On Thu, Jun 22, 2006 at 04:54:06PM +0100, Mel Gorman wrote:
> On Thu, 22 Jun 2006, Franck Bui-Huu wrote:
> >It's the default value (see memory_model.h). It means that pfn start
> >for node 0 is 0, therefore your physical memory address starts at 0.
>
> I know, but what I'm getting at is that ARCH_PFN_OFFSET may be unnecessary
> with flatmem-relax-requirement-for-memory-to-start-at-pfn-0.patch applied.

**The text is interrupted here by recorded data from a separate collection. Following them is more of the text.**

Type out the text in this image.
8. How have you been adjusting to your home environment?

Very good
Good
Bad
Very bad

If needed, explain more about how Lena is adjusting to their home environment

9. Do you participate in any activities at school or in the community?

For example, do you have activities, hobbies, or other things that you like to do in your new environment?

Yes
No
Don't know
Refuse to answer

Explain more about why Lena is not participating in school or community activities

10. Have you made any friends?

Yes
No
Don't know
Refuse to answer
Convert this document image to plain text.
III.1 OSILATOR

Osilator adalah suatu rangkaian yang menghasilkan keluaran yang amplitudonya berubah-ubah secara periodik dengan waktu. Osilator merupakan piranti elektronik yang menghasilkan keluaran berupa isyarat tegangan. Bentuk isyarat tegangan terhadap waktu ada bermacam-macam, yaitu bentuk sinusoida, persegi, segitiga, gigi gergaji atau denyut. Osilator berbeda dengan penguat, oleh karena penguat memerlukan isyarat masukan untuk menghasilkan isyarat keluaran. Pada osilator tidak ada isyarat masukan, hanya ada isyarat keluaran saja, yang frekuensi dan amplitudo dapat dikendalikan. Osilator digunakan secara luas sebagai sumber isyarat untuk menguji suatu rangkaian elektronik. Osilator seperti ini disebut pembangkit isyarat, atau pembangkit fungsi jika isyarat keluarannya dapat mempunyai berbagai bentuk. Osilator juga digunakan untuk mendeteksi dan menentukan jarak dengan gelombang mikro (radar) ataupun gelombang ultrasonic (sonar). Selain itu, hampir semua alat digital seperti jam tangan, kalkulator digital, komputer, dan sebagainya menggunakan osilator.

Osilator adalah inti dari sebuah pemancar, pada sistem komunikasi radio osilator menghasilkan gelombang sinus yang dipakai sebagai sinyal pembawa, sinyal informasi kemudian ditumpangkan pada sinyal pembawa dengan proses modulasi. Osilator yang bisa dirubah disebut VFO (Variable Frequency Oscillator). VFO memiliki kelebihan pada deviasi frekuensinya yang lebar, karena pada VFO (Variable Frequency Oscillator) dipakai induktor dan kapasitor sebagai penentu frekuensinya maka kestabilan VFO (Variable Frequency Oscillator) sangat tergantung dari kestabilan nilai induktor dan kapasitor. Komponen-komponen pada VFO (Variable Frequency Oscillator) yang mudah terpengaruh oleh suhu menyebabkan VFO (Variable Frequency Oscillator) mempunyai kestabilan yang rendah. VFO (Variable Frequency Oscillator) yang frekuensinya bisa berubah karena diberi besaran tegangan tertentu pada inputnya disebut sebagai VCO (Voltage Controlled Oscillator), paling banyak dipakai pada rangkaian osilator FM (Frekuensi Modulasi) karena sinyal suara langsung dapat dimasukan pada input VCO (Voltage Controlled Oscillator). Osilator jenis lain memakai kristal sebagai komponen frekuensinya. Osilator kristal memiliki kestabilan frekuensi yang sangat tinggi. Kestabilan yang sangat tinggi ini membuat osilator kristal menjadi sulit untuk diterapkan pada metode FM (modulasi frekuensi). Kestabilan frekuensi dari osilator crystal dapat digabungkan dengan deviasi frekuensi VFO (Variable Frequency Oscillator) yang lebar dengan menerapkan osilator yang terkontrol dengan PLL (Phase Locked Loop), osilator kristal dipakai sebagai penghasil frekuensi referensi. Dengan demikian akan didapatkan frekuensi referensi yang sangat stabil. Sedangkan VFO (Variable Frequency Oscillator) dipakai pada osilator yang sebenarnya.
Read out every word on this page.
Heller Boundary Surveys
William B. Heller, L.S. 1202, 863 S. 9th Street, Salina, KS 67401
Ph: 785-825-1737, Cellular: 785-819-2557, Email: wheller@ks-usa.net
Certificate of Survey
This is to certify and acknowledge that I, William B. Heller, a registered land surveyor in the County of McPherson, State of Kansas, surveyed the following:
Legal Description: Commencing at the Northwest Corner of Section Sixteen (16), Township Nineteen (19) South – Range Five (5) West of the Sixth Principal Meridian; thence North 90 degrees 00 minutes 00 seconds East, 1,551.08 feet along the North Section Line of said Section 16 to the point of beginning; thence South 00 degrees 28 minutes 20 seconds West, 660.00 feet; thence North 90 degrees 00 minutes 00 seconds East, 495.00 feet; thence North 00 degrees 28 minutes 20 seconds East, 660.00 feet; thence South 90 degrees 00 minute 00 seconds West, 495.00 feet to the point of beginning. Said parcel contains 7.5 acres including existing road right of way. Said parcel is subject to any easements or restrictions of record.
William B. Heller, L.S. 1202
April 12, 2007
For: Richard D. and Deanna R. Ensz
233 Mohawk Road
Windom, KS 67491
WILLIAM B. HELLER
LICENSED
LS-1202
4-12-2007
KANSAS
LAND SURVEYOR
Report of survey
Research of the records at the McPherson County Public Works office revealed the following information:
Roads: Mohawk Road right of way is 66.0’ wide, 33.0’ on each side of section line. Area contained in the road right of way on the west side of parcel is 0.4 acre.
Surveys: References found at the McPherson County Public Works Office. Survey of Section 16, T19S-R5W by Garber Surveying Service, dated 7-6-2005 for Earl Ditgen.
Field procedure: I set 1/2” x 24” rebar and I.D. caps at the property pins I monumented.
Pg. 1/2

> ARCH_PFN_OFFSET is used as
>
> #define page_to_pfn(page) ((unsigned long)((page) - mem_map) + \
> ARCH_PFN_OFFSET)
>
> because it knew that the map may not start at PFN 0. With
> flatmem-relax-requirement-for-memory-to-start-at-pfn-0.patch, the map will
> start at PFN 0 even if physical memory does not start until later.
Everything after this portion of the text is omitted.